Duo à Bercy. Rien d'étonnant à ce que ces fulgurances tapent dans l'œil d'Emmanuel Macron lorsque les deux hommes se croisent, d'abord dans le cadre des activités de la Fondation Jean Jaurès puis, à partir de 2012, à l'Élysée. Ils sont de la même génération, celle qui n'a pas envie de végéter pendant des années avant de pouvoir se lancer à la conquête du pouvoir avec l'accord du Parti socialiste. Ils s'estiment, se font confiance. Lorsqu'en 2014, Emmanuel Macron quitte le secrétariat général de l'Élysée avec l'idée de monter une entreprise, Ismaël Emelien est partant. Finalement, à la faveur d'une cuvée du redressement qui tourne mal et d'un remaniement, le projet change mais le duo reste. Tout le monde part au troisième étage de Bercy, au ministère de l'Économie.
" C'est l'un des meilleurs. Il a des fulgurances. "
Roi du story-telling. Le Grenoblois se charge de la stratégie, de la communication et des discours de l'Amiénois. C'est lui, notamment, qui chapeaute toute la mise en scène autour de la présentation de la loi Macron au Parlement début 2015. À l'époque, Bercy met le paquet pour montrer que le père de ce texte si controversé attache de l'importance au dialogue avec les députés. Chaque jour d'examen à l'Assemblée, le ministère se fend de communiqués pour expliquer, un à un, les amendements votés, soulignant les discussions et les "enrichissements" apportés par les élus –joli terme pour désigner les compromis bâtis sur des désaccords profonds. Ce faisant, Ismaël Emelien construit patiemment tout un story-telling qui accompagne encore aujourd'hui le nouveau président de la République : celui d'un homme qui adore le débat d'idées et respecte les institutions parlementaires.
"Je propose, il décide, j'exécute". Œuvrant discrètement à Bercy, c'est tout aussi discrètement qu'Ismaël Emelien quitte le ministère, dès la fin avril 2016, pour rejoindre le mouvement En Marche!, créé deux semaines plus tôt à Amiens. Il y occupe les mêmes fonctions qu'au ministère, "en charge de la stratégie et de la communication". Après la démission d'Emmanuel Macron, les deux hommes retrouvent leurs habitudes. Dans le documentaire de Yann L'Henoret, "Macron : les coulisses d'une victoire", diffusé lundi soir sur TF1, le grand public a pu découvrir le visage du conseiller, lunettes à grosses montures et barbe de trois jours. On l'y voit, en doudounes sans manches claire, du genre taiseux, sortir de son silence pour dispenser quelques conseils –"Il faut que tu aies à chaque fois la caresse et la claque", dit-il à Emmanuel Macron.

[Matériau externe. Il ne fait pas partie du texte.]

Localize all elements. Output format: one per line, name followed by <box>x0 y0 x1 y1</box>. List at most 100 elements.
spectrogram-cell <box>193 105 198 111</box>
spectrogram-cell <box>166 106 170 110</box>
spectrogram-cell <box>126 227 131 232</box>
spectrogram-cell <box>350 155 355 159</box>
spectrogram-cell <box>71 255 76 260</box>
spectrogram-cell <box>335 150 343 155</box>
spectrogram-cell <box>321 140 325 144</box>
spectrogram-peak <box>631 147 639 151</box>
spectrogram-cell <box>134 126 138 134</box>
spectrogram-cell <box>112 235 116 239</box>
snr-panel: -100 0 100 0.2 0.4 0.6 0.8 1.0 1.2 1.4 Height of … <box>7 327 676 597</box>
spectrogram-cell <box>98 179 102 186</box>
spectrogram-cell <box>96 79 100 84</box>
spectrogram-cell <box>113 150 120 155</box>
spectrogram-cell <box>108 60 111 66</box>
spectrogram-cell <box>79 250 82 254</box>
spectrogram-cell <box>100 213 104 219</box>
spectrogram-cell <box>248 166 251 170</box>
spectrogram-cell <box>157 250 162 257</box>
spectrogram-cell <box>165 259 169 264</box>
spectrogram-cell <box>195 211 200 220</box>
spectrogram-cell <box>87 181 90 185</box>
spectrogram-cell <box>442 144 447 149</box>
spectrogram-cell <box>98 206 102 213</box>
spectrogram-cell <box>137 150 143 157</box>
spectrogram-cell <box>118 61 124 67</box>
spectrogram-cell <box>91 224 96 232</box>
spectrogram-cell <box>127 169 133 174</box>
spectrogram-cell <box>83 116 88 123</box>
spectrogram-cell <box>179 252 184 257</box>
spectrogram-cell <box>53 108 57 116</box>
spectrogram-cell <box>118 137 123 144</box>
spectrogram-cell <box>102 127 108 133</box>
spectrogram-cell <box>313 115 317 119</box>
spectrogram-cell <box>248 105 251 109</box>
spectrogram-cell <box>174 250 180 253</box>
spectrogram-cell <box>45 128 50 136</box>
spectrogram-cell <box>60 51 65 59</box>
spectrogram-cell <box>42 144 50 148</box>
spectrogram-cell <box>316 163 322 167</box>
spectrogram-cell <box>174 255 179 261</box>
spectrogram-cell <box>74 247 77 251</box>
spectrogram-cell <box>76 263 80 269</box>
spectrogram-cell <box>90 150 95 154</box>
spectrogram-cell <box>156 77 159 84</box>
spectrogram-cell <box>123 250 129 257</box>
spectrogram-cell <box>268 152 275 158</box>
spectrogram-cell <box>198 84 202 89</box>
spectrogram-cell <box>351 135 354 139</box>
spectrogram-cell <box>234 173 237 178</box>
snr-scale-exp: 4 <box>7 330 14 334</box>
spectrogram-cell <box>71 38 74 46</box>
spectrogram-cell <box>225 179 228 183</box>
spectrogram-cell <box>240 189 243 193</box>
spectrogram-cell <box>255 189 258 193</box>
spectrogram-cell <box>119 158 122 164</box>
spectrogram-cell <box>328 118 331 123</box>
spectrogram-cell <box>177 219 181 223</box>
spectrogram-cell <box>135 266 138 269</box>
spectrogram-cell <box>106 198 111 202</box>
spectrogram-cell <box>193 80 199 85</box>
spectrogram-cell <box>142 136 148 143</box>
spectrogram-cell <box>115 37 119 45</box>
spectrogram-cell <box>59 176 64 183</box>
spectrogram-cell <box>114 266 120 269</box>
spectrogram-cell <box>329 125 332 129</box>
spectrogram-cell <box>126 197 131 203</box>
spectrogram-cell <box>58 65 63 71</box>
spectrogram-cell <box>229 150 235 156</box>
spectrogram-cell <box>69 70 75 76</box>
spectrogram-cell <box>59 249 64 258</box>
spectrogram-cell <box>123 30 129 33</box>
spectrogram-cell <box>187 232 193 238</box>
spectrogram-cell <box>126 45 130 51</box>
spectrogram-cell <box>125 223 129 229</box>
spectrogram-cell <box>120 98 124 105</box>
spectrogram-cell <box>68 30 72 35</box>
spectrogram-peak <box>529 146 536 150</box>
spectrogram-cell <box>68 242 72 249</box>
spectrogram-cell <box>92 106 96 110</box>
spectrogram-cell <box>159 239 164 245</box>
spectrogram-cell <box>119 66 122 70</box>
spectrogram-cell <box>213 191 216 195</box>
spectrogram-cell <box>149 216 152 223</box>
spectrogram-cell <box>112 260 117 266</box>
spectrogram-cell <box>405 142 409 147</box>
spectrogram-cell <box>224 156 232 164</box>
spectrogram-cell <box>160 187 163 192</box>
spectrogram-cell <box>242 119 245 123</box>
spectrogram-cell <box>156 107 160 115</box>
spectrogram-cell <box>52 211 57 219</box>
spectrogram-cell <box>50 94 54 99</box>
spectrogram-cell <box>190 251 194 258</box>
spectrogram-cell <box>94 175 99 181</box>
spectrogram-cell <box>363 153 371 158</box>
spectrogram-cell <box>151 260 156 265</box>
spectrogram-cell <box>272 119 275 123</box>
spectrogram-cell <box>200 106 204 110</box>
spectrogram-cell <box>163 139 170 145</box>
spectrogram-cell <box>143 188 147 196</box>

S'il n'aime pas parler de lui, il faudra donc que d'autres s'en chargent. Quentin Lafay, qui travaillait déjà à ses côtés à Bercy avant de se charger de la coordination des groupes de travail chez En Marche!, décrit un "garçon formidable". "Discret, bienveillant, c'est un formidable stratège qui apporte sans cesse des idées nouvelles", martèle-t-il. "Cette campagne lui doit beaucoup." Dans les colonnes de Libération, Ismaël Emelien, lui, résumait ainsi son rôle auprès d'Emmanuel Macron : "Entre nous, c'est simple. Je propose, il décide, j'exécute." "Formidable", et modeste avec ça.